In June 2006 Canada Post issued two postage stamps to commerate the 25th Anniversary (1971-2006) of the Snowbirds.
The Snowbirds and all Canadians salute the following deceased team members:
Eight people, including seven pilots, have died in crashes of Snowbird jets since the team was formally inaugurated in 1971.
Capt. Bryan (Mav) Mitchell - Killed during a training mission in October 2008 near Moose Jaw, AB. Age 46.
Sgt. Charles (Chuck) Senecal, a military photographer, was also killed in the above crash. Age 49.
Capt.

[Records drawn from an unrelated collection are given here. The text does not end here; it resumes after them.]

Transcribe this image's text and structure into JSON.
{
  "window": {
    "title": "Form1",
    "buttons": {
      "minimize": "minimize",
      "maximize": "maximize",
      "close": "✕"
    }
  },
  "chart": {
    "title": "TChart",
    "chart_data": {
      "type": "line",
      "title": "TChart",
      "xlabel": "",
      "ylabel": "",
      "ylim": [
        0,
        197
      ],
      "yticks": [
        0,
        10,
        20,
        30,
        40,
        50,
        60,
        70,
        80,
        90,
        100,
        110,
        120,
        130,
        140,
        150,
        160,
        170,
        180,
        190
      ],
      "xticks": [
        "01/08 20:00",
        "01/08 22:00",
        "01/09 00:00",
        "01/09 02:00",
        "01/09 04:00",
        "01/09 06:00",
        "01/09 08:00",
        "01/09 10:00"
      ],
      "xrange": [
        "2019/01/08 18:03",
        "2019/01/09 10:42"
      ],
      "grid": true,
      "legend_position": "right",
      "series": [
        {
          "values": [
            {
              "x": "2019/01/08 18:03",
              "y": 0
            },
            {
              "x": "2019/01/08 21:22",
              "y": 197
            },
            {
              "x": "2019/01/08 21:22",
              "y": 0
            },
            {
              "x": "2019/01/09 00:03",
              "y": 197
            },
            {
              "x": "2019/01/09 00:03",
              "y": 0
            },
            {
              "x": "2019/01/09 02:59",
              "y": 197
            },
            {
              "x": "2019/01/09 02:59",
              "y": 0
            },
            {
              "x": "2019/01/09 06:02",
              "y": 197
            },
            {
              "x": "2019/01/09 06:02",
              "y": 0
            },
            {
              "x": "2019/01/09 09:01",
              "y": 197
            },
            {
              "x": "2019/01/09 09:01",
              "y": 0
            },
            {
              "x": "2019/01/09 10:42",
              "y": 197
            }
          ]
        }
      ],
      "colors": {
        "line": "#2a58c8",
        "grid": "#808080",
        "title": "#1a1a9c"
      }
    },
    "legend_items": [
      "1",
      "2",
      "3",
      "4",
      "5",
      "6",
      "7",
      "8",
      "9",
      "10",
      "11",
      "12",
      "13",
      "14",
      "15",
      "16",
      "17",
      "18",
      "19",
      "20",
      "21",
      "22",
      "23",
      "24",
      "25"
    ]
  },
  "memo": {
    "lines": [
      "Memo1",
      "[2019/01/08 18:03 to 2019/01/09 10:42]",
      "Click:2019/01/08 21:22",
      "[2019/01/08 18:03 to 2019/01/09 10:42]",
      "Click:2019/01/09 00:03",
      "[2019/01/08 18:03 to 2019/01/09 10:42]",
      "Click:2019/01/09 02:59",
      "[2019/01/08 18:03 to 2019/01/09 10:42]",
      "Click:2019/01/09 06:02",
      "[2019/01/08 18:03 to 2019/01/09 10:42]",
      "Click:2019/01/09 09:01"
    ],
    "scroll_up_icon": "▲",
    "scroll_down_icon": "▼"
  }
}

Shawn McCaughey - #2, Inner Right Wing - Killed during a routine training mission in April 2007 near Great Falls, Montana. Age 31.
Capt. Miles Selby - #8 Opposing Solo - Killed during a training exercise in December 2004, near Mossbank, SK. Age 31.
Capt. Michael VandenBos - #2, Inner Right Wing - Killed during a routine training mission in December 1998, just south of Moose Jaw, SK. Age 29.
Capt. Shane Antaya - #2, Inner Right Wing - Killed during an airshow at the CNE in Toronto, ON in 1989. Age 26.
Capt. Wes Mackay - #8, Lead Solo - Killed in a motor vehicle accident after a performance in Latrobe, Pennsylvania in 1988. Age 28.
Capt. Gordon de Jong - #8, Lead Solo - Killed during an airshow in Grande Prairie, AB in 1978. Age 32.
Capt. Lloyd Waterer - #8, Lead Solo - Killed during an airshow in Trenton, ON in 1972. Age 24.